Avrei dovuto pubblicare la recensione dello spettacolo “Animae in San Lorenzo” di Naviganti InVersi il 25 luglio 2014. La compagnia era al lavoro dal 12 giugno, io ho potuto assistere solo all’ultima replica del 24 luglio e adesso ho addirittura aspettato agosto per scrivere finalmente qualcosa.
La verità è che mi sono persa nella Basilica di San Lorenzo Maggiore a Napoli. Sono rimasta per oltre 10 giorni tra il suo cortile e i sotterranei in compagnia di Masaniello, Boccaccio, Poppea, Agrippina, Nerone, Giovenale, Augusto, Fiammetta, Fedro, Cosimo Fanzago e altre anime che da secoli aspettavano di essere ascoltate.
Grazie a ognuna di loro sono entrata in una dimensione senza tempo in cui è facile ritrovarsi faccia a faccia con “pericolose” verità, con sentenze che gli antichi faticavano ad ascoltare già secoli e secoli fa e che noi uomini del terzo millennio ci impegniamo quotidianamente a dimenticare.
Dialoghi scomodi quelli di ogni singola anima, parole che evocano immagini immortali, situazioni apparentemente senza un preciso ordine cronologico che però riescono ugualmente ad avere un loro particolare filo rosso.
Come in ogni storia che si rispetti, anche qui a San Lorenzo si è parlato anche d’amore, in molte delle sue forme, ma soprattutto ci si è confrontati con il passato e con il presente cercando di immaginare, grazie soprattutto alle continue provocazioni di Masaniello, come andranno le cose in un prossimo futuro.
Gli spazi teatrali ipnotizzano anche lo spettatore più distratto, questo viaggio fisico che ha condotto il pubblico fino all’antica Grecia ha reso ogni singolo individuo un esploratore meticoloso e bramoso di conoscenza.
Ci si ritrova per caso a seguire la piccola saccente Martina tra le tabernae del macellum.
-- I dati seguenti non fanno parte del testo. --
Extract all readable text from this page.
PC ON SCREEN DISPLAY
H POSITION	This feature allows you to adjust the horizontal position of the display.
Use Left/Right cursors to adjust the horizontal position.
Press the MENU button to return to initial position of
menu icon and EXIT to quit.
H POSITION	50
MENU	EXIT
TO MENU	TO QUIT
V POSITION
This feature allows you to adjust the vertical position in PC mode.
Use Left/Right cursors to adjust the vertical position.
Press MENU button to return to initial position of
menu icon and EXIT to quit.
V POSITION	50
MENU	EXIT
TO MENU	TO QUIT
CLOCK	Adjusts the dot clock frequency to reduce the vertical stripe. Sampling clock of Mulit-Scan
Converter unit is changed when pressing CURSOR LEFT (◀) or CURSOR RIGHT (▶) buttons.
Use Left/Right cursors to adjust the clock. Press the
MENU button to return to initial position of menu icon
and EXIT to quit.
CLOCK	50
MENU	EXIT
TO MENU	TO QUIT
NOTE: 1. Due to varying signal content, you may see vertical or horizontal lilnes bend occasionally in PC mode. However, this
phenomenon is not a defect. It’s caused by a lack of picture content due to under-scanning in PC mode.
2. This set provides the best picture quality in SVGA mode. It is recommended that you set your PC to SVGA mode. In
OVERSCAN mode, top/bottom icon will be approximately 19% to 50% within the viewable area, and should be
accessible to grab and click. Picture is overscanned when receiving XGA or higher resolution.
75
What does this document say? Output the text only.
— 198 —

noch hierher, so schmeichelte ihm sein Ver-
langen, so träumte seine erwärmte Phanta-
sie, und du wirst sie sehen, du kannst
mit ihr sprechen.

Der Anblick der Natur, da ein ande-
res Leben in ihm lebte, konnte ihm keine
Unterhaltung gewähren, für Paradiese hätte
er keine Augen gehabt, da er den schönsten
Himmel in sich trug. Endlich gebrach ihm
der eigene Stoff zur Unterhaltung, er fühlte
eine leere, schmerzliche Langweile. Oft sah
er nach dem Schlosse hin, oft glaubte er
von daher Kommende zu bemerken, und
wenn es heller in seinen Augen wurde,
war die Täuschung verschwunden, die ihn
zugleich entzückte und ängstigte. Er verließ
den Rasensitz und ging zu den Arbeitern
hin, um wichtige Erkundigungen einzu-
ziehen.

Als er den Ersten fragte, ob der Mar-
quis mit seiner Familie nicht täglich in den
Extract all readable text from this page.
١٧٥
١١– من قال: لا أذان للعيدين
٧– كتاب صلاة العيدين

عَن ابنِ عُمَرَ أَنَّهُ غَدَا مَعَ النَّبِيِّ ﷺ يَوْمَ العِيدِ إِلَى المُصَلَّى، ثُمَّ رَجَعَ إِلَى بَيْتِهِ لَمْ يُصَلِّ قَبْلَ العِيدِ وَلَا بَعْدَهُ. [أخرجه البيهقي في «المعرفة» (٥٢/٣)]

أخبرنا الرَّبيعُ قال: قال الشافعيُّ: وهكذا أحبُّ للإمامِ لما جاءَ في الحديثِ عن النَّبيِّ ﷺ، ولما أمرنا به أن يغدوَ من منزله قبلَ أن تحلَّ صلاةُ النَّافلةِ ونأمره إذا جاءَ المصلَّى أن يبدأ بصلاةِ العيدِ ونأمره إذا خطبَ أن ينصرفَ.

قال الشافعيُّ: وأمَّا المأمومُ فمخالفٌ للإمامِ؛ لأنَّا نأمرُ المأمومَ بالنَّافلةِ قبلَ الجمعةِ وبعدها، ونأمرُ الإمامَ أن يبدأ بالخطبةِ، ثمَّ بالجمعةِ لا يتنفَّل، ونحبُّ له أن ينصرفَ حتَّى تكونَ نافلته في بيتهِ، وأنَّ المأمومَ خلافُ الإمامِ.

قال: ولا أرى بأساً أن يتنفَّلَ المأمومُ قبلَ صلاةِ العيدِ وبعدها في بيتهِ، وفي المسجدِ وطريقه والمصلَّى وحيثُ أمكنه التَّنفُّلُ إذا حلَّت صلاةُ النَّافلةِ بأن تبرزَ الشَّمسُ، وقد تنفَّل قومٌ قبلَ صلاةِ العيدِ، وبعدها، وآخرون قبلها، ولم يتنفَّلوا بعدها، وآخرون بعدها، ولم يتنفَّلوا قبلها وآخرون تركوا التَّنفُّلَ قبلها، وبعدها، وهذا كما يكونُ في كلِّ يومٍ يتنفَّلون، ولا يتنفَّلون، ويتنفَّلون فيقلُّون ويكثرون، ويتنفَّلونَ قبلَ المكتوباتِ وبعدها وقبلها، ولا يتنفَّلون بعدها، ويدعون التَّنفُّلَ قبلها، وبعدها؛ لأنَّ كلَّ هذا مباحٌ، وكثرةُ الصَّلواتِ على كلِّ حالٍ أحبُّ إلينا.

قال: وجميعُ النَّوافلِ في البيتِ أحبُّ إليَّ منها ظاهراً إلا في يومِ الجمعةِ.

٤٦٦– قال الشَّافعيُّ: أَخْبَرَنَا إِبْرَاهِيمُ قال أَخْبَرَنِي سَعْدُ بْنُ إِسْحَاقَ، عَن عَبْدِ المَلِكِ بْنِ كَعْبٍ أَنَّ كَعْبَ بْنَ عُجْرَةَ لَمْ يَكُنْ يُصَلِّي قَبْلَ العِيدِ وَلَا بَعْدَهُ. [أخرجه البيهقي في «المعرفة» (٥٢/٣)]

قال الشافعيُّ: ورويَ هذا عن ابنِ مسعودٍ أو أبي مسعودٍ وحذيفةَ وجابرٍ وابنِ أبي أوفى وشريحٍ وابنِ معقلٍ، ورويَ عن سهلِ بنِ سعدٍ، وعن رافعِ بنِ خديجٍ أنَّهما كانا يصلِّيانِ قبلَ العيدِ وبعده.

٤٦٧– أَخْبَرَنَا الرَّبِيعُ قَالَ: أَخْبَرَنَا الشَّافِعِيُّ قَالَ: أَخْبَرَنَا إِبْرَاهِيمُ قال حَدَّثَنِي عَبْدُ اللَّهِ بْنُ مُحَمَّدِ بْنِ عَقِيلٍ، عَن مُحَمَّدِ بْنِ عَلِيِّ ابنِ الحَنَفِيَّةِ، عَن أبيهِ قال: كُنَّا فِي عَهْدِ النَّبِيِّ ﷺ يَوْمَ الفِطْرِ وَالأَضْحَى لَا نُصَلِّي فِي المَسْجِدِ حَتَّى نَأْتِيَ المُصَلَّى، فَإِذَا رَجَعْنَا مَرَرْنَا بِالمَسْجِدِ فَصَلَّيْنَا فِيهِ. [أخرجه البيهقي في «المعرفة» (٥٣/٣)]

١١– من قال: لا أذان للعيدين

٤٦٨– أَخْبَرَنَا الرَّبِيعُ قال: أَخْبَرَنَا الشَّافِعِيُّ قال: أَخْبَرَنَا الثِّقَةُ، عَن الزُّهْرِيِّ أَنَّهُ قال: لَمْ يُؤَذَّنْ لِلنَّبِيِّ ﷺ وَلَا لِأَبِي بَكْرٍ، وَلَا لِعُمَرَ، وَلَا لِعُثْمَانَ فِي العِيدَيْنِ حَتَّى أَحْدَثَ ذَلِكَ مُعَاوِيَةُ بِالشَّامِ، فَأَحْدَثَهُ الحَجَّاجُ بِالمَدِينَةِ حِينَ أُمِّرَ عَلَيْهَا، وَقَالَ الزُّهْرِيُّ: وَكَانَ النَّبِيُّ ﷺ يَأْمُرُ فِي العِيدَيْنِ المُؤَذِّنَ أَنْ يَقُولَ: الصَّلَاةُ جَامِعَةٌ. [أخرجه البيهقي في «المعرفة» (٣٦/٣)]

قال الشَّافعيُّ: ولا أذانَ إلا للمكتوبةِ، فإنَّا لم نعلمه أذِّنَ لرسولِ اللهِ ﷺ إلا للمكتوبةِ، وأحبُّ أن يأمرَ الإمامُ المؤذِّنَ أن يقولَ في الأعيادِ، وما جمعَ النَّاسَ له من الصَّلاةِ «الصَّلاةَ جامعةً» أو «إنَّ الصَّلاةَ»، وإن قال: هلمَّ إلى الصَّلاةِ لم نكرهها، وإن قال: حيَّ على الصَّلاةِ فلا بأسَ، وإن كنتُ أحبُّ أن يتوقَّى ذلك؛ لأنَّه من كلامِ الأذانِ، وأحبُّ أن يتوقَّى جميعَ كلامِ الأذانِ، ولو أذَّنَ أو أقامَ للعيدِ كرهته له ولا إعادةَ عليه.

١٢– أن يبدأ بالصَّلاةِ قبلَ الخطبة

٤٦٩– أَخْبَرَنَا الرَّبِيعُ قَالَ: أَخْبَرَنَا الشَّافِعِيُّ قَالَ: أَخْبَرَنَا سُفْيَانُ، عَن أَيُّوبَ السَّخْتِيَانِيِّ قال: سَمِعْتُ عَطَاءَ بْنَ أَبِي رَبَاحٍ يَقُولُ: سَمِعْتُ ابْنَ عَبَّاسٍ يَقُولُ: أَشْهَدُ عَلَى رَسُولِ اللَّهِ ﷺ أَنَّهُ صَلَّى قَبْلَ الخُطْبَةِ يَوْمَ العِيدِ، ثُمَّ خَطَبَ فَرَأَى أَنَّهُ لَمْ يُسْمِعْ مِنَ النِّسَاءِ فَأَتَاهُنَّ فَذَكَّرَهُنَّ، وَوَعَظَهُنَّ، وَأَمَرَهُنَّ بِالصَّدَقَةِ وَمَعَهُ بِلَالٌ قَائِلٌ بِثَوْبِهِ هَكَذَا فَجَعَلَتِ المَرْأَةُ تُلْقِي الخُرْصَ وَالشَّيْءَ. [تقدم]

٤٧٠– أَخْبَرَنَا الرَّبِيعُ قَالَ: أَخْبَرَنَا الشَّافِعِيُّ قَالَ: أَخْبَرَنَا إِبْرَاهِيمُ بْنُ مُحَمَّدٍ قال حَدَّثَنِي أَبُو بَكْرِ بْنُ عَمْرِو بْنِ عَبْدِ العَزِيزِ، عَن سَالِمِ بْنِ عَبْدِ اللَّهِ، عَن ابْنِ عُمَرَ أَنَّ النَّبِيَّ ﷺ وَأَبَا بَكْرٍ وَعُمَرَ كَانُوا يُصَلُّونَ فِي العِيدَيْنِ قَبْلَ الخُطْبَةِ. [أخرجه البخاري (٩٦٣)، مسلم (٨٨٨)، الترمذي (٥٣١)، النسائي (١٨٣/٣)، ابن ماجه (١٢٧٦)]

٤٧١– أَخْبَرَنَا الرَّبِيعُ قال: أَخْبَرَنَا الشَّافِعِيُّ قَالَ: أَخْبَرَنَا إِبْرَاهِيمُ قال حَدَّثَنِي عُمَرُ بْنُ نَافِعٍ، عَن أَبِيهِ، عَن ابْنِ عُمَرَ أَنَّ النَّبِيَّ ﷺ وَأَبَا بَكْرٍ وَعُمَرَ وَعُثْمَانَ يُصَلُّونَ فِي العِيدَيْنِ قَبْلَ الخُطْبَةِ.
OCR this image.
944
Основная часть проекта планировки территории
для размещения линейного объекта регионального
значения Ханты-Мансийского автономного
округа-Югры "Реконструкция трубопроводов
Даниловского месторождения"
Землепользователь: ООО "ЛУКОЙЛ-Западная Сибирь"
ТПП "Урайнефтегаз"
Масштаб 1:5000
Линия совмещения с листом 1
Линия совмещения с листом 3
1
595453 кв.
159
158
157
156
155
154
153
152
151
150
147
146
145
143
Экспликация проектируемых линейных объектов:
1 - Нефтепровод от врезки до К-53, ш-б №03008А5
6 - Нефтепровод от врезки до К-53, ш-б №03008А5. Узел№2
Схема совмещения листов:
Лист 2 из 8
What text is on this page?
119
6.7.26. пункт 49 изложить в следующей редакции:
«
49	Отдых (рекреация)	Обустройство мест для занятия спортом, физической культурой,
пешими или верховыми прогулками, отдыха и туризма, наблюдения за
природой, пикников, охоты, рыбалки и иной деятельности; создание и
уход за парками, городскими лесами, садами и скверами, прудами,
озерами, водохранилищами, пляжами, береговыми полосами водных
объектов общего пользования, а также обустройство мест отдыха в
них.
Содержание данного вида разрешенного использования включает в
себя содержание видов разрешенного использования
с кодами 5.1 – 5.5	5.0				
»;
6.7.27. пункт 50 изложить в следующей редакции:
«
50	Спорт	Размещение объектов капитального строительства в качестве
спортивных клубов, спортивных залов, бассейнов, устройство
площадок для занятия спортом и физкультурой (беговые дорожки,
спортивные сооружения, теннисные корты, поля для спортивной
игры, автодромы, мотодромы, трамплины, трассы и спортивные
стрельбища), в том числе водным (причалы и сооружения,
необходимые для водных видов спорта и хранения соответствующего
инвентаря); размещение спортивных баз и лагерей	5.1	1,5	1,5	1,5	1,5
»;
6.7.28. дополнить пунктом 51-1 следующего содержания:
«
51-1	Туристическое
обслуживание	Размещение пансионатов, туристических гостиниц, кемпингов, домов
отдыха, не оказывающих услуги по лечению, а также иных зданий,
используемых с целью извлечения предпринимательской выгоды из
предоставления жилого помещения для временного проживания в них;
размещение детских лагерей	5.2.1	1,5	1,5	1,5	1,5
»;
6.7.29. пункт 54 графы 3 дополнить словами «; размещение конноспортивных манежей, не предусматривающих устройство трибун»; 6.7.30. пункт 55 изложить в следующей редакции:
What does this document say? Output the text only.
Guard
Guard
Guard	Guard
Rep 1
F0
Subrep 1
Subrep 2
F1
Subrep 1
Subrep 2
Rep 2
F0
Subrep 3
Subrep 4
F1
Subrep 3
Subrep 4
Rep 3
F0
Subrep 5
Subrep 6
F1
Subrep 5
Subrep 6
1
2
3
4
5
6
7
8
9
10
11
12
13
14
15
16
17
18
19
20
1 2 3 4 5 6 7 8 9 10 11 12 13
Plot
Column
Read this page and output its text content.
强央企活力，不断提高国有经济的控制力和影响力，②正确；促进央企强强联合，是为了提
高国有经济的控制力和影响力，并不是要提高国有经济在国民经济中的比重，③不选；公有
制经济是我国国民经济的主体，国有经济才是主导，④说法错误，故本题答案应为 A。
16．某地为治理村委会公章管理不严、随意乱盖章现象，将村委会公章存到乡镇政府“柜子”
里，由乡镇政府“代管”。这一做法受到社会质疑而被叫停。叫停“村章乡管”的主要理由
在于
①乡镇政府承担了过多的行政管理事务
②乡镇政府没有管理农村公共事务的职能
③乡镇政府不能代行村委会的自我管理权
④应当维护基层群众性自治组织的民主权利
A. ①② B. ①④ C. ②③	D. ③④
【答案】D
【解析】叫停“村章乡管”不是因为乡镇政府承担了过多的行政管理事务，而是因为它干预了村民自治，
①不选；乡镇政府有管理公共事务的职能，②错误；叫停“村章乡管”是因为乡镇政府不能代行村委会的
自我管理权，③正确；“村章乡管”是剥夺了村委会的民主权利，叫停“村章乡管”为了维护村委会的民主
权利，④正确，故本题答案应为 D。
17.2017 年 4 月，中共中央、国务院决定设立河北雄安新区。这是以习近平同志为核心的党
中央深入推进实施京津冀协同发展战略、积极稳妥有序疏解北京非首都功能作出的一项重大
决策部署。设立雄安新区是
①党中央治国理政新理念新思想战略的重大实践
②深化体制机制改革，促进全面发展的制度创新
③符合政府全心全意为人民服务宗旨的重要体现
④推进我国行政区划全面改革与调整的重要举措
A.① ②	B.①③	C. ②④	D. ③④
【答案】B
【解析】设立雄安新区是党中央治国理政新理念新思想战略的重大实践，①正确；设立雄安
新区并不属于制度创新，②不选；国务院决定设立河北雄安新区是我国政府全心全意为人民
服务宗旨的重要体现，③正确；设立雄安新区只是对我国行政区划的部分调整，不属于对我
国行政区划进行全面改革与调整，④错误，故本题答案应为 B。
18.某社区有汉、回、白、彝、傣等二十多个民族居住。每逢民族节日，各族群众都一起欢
E così, dopo un primo impatto anche un po’ sgradevole, il pubblico non può più fare a meno di lei e delle sue spiegazioni: quella bimba di otto anni risponde a domande che tutti vorrebbero fare ma che poi, in definitiva, nessuno fa.
Ciliegina sulla torta di questa pièce è l’interazione tra attori e pubblico, l’abolizione totale della quarta parete. Lo spettatore è nel racconto. Ognuno diventa, episodio dopo episodio, un nuovo personaggio. Senza pubblico le anime non esistono, queste ultime infatti parlano solo a cuori che battono. L’intimità e il numero ristretto di persone che possono assistere alla rappresentazione fanno poi il resto.
I Naviganti InVersi (compagnia formata interamente da attori giovanissimi e visibilmente appassionati al loro lavoro) diretti da Maurizio D. Capuano non badano alla quantità, ma solo alla qualità dell’emozione.
Lo spettacolo può essere visto replica dopo replica da un numero esiguo di spettatori e a mio avviso non si tratta solo di un problema logistico legato agli spazi, ma anche all’intensità dei sentimenti.
Si deve navigare nel racconto senza naufragare, i pensieri e le riflessioni che vengono fuori da un lavoro di questa portata devono comunque rientrare tra una poppa e una prua.
Le anime non svaniscono a fine spettacolo: aprendo i nostri cuori portiamo via con noi ogni singolo personaggio con le sue idee, le sue convinzioni e la sua voglia di rivoluzionare il mondo.
Diventiamo capitani delle nostre navi e torniamo a casa con la voglia di cambiare la nostra vita: non domani, ma adesso, in questo preciso istante.
Uno spettacolo imperdibile, un percorso itinerante che merita di arrivare in molti altri luoghi.